Law enforcement officers may have difficulty accessing information on the iPhone. But if you can still get access to the electronic gadget, then it can become a whole storehouse of useful information.
So, German investigators used data from the built-in iOS Health application as evidence in the investigation of one case of rape and murder. The police cracked the suspect’s smartphone with the help of an unnamed Munich company and examined the Health application data. They contained information about the activity of the suspect on the day of the crime, including dragging the victim down to the river embankment and climbing back. Apparently, the Health application in the suspect’s mobile device registered this last action as two cases of climbing the ladder, and the police officer received similar results when playing back the actions of the accused.

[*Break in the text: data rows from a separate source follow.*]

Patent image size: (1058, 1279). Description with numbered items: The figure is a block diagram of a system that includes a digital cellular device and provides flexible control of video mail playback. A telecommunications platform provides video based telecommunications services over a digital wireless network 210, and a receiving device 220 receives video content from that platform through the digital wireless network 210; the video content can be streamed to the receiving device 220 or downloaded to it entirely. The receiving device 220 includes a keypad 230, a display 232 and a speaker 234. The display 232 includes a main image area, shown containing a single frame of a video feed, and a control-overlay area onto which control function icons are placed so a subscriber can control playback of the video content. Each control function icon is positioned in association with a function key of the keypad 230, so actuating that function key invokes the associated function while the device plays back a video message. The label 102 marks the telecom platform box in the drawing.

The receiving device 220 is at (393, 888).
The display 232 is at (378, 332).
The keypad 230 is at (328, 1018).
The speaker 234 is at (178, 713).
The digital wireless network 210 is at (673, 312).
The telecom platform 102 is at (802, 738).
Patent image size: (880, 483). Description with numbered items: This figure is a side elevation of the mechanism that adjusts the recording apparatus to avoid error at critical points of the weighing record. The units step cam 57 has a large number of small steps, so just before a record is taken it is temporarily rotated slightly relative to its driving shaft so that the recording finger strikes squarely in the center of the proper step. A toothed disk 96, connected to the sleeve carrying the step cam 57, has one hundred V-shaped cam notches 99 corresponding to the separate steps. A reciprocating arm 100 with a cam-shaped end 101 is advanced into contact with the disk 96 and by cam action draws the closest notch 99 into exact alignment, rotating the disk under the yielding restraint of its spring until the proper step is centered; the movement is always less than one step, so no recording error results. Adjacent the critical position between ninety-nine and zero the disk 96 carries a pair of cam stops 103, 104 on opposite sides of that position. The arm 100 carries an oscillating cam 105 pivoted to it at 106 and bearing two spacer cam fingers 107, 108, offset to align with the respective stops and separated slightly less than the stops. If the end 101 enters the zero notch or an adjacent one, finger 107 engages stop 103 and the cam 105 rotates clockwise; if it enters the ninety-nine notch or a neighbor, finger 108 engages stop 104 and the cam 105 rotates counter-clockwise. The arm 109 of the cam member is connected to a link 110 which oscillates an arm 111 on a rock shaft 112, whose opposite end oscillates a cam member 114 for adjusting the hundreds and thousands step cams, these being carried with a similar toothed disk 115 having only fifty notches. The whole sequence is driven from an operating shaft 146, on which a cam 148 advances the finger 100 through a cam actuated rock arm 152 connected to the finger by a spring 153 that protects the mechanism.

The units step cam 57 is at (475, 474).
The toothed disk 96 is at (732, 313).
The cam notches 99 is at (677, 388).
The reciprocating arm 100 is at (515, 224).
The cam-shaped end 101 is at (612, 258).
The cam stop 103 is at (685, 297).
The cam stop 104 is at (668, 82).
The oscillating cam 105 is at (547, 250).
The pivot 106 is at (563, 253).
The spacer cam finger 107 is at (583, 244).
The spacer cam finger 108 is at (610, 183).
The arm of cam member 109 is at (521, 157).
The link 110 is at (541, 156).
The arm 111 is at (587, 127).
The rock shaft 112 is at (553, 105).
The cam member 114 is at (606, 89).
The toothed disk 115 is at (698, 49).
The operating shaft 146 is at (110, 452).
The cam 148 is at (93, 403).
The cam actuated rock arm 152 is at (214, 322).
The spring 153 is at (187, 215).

Information from the Health application (which also included the overall activity level of the suspect) was only part of the evidence collected by the investigators. They only had incomplete video from the surveillance camera and geodata. But the investigators noticed that the suspect’s smartphone connected to the base station near the scene of the crime at the time that the video fragment corresponded to. At the same time, an unusually long period of inactivity was recorded before he contacted another base station. The victim’s smartphone also sent its latest location data shortly after, apparently, how the crime occurred.
This is not the first time that data on physical activity has been used in court, but information from the iOS Health application is rarely used because it is encrypted both at the time of locking the smartphone and when stored in iCloud. The police can access information only by unlocking the device that created the data.